Minutes from the Bank of Japan's December policy session reveal that board members broadly supported further increases in policy rates, with some participants highlighting the role of the weak yen in shaping underlying inflation and the timing of the next rate move. The minutes, published on Wednesday, underline a collective inclination to press ahead with higher borrowing costs even after the central bank lifted its policy rate in December.
The document records a view that, "Given current very low real interest rates, members agreed it was appropriate to continue raising interest rates if their economic and price forecasts materialise." That assessment frames the board's preparedness to tighten policy further should outlooks for growth and inflation evolve as projected.

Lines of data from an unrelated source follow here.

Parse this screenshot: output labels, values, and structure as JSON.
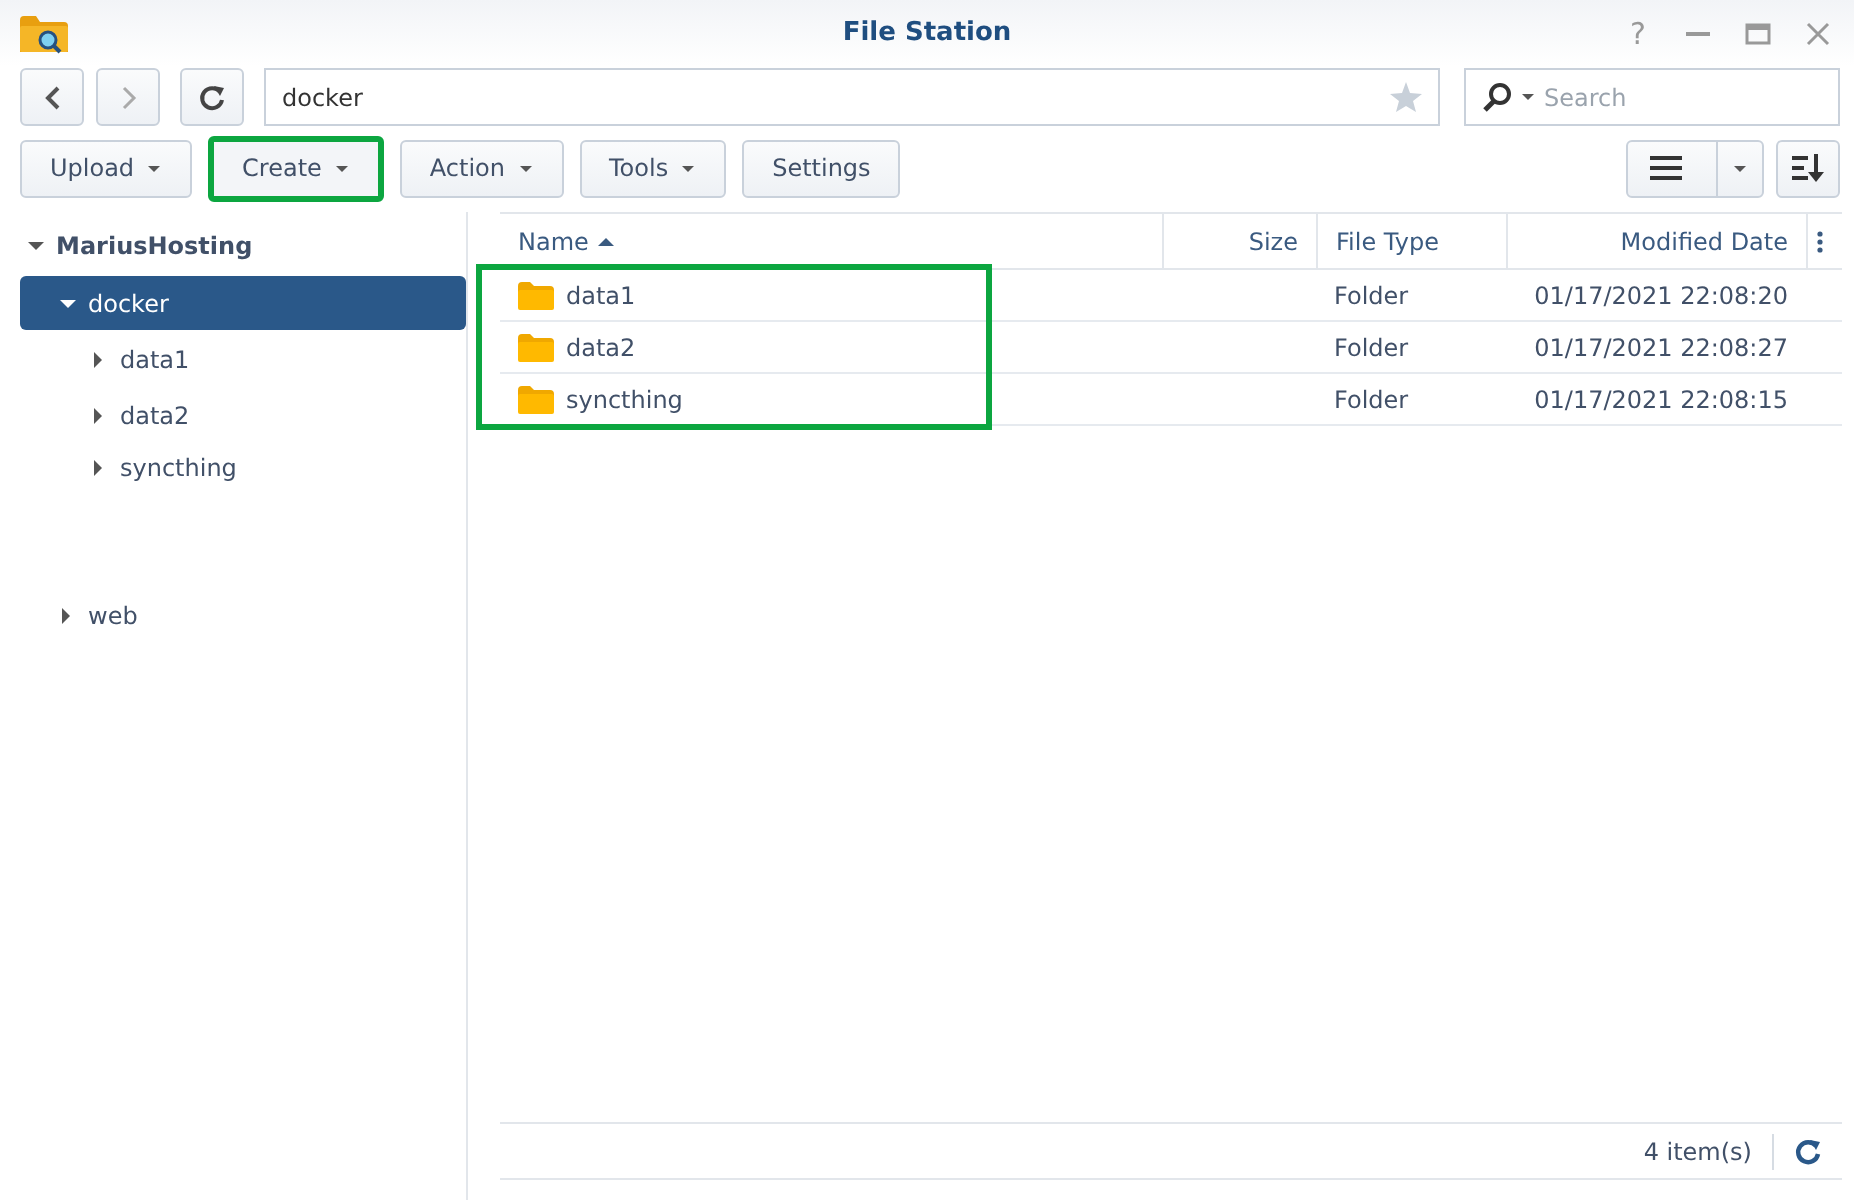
{
  "window": {
    "title": "File Station",
    "controls": [
      {
        "kind": "help",
        "label": "?"
      },
      {
        "kind": "minimize"
      },
      {
        "kind": "maximize"
      },
      {
        "kind": "close"
      }
    ]
  },
  "path_field": {
    "value": "docker"
  },
  "search": {
    "placeholder": "Search"
  },
  "toolbar": [
    {
      "label": "Upload",
      "dropdown": true,
      "highlighted": false
    },
    {
      "label": "Create",
      "dropdown": true,
      "highlighted": true
    },
    {
      "label": "Action",
      "dropdown": true,
      "highlighted": false
    },
    {
      "label": "Tools",
      "dropdown": true,
      "highlighted": false
    },
    {
      "label": "Settings",
      "dropdown": false,
      "highlighted": false
    }
  ],
  "tree": [
    {
      "label": "MariusHosting",
      "expanded": true,
      "selected": false,
      "children": [
        {
          "label": "docker",
          "expanded": true,
          "selected": true,
          "children": [
            {
              "label": "data1",
              "expanded": false,
              "selected": false
            },
            {
              "label": "data2",
              "expanded": false,
              "selected": false
            },
            {
              "label": "syncthing",
              "expanded": false,
              "selected": false
            }
          ]
        },
        {
          "label": "web",
          "expanded": false,
          "selected": false
        }
      ]
    }
  ],
  "table": {
    "columns": [
      {
        "label": "Name",
        "sorted": true
      },
      {
        "label": "Size",
        "sorted": false
      },
      {
        "label": "File Type",
        "sorted": false
      },
      {
        "label": "Modified Date",
        "sorted": false
      }
    ],
    "rows": [
      {
        "name": "data1",
        "size": "",
        "file_type": "Folder",
        "modified": "01/17/2021 22:08:20",
        "highlighted": true
      },
      {
        "name": "data2",
        "size": "",
        "file_type": "Folder",
        "modified": "01/17/2021 22:08:27",
        "highlighted": true
      },
      {
        "name": "syncthing",
        "size": "",
        "file_type": "Folder",
        "modified": "01/17/2021 22:08:15",
        "highlighted": true
      }
    ]
  },
  "status_bar": {
    "count": "4 item(s)"
  }
}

Several members cautioned that while currency interventions or stabilising markets are not the direct objective of monetary policy, the consequences of the yen’s depreciation cannot be ignored. As the minutes put it, "Although addressing currency market moves is not itself the purpose of monetary policy, the BOJ should give consideration to the impact of the yen’s slide on inflation rates, and in some cases, underlying inflation, in deciding whether to raise the policy rate."
One participant drew a link between the yen's decline, rising long-term interest rates and the level of the BOJ's policy rate, suggesting the central bank's rate may have been too low relative to inflation. That member warned that these dynamics were connected and stated, "Raising the policy rate in a timely manner could curb future inflationary pressure and hold down long-term rates."
The minutes reiterate that the board had already moved in December to increase the policy rate to 0.75%, a level cited as the highest in three decades. The record underscores that the decision to raise rates in December has not closed the debate over further tightening; rather, it leaves open the prospect of additional increases depending on incoming data and inflation trajectory.
The discussion captured in the minutes centres on two themes: the persistence of very low real rates and the potential for currency moves to feed into inflation. Those themes are guiding how members judged the appropriateness and timing of future rate adjustments.
Contextual takeaways
The minutes portray a policymaking body focused on ensuring that policy keeps pace with inflation dynamics while weighing the secondary effects of exchange-rate shifts on price measures. The wording suggests a cautious but resolute stance toward further normalization of borrowing costs.